Another key element of the production for Mathias was being able to work from a new adaptation of the century-old Russian language play. He stipulated that it be written in American English by an American playwright. "This production is being done by mostly American actors and the idiom has got to work for their tones, dialects and inflections," he says. His choice was his old friend, Martin Sherman, "Martin has done a very balanced job on this play," says Mathias. "There is a lot of humor in the characters -- a lot of irony, sarcasm, and self-deprecation -- and I didn't want to lose that. There is nothing glaring or out of period, but he has made it very speakable."
Sherman was a logical choice for Mathias, since their shared history spans almost three decades. "I was one of the first people to read his play Bent in 1978, before it was even produced," recalls Mathias. (He was then partnered with Sir Ian McKellen, who played the lead in the premiere production of the play at London's Royal Court Theatre). Mathias went on to direct the 1996 movie version, starring McKellen (as Uncle Freddy), Clive Owen, and Lothaire Bluteau (who is playing Gaev in The Cherry Orchard).
Sherman asked the Taper to provide him with a translation by someone other than an academic or a theater professional. "I wanted to work from something that was absolutely literal and not have any agendas," he explains. "And I didn't want somebody doing my work for me or trying to join the dots. Because, you know, a line in Chekhov can mean so many different things, and the emotions change every two lines. You have to find a language that's not completely contemporary -- obviously, you can't use modern slang -- but, at the same time, you can't use turn-of -the 20th-century language, because that would be too archaic. So I tried to remember what people spoke like 50 years ago, when I was a kid. I thought that would be far enough away from both sides."
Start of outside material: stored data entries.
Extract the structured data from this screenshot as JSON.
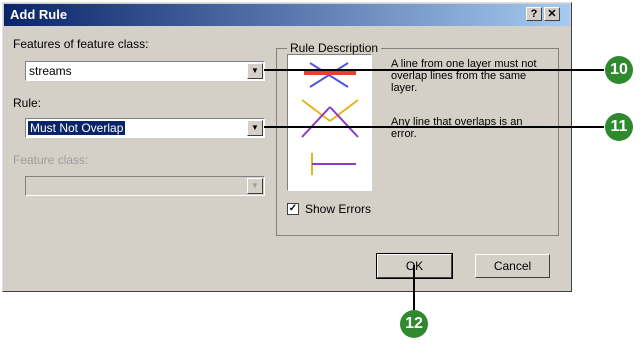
{
  "dialog": {
    "title": "Add Rule",
    "help_button": "?",
    "close_button": "✕"
  },
  "form": {
    "feature_class_label": "Features of feature class:",
    "feature_class_value": "streams",
    "rule_label": "Rule:",
    "rule_value": "Must Not Overlap",
    "target_feature_class_label": "Feature class:",
    "target_feature_class_value": ""
  },
  "description": {
    "group_label": "Rule Description",
    "text1": "A line from one layer must not overlap lines from the same layer.",
    "text2": "Any line that overlaps is an error.",
    "show_errors_label": "Show Errors",
    "show_errors_checked": true
  },
  "buttons": {
    "ok": "OK",
    "cancel": "Cancel"
  },
  "callouts": {
    "c10": "10",
    "c11": "11",
    "c12": "12"
  },
  "colors": {
    "error_red": "#e0442c",
    "line_blue": "#4a5ad8",
    "line_gold": "#e8b41a",
    "line_purple": "#8a3cc4",
    "callout_green": "#2f8a2f"
  }
}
His admiration for the playwright is unbounded. "I think Chekhov is the greatest human being who ever wrote plays," Sherman states. (Shakespeare doesn't count for Sherman, since he considers the Bard to be a God.) "He literally doesn't put a foot wrong. But you have to make sure that, in English, [the dialogue] has room to breathe so that the actors can play the subtext and are not trapped by something that becomes stodgy." Sherman feels some kinship to the master, in part because the New Jersey-born playwright's grandparents came from the Ukraine. "The Russian temperament is something that feels quite natural to me," he says. "And I think we are a good match because, in my own plays, my characters switch emotions constantly. So I'm very comfortable with that."
Like Sherman, Mathias is able to relate to Chekhov's play on a personal level. For the past 10 years, he has lived in Cape Town, South Africa, where society has gone through radical change since the dismantling of Apartheid. In The Cherry Orchard, the aristocratic family cannot deal with the reality that the former peasant Lophakin will become the new master of the estate. "It's shocking to them that somebody whose family would not have been allowed past the kitchen door now owns the cherry orchard," Mathias remarks. "Chekhov is very political about this. It's very similar to the emancipation of South Africa; people who were not allowed to walk on certain streets and go to certain areas and theaters and restaurants are now running the country."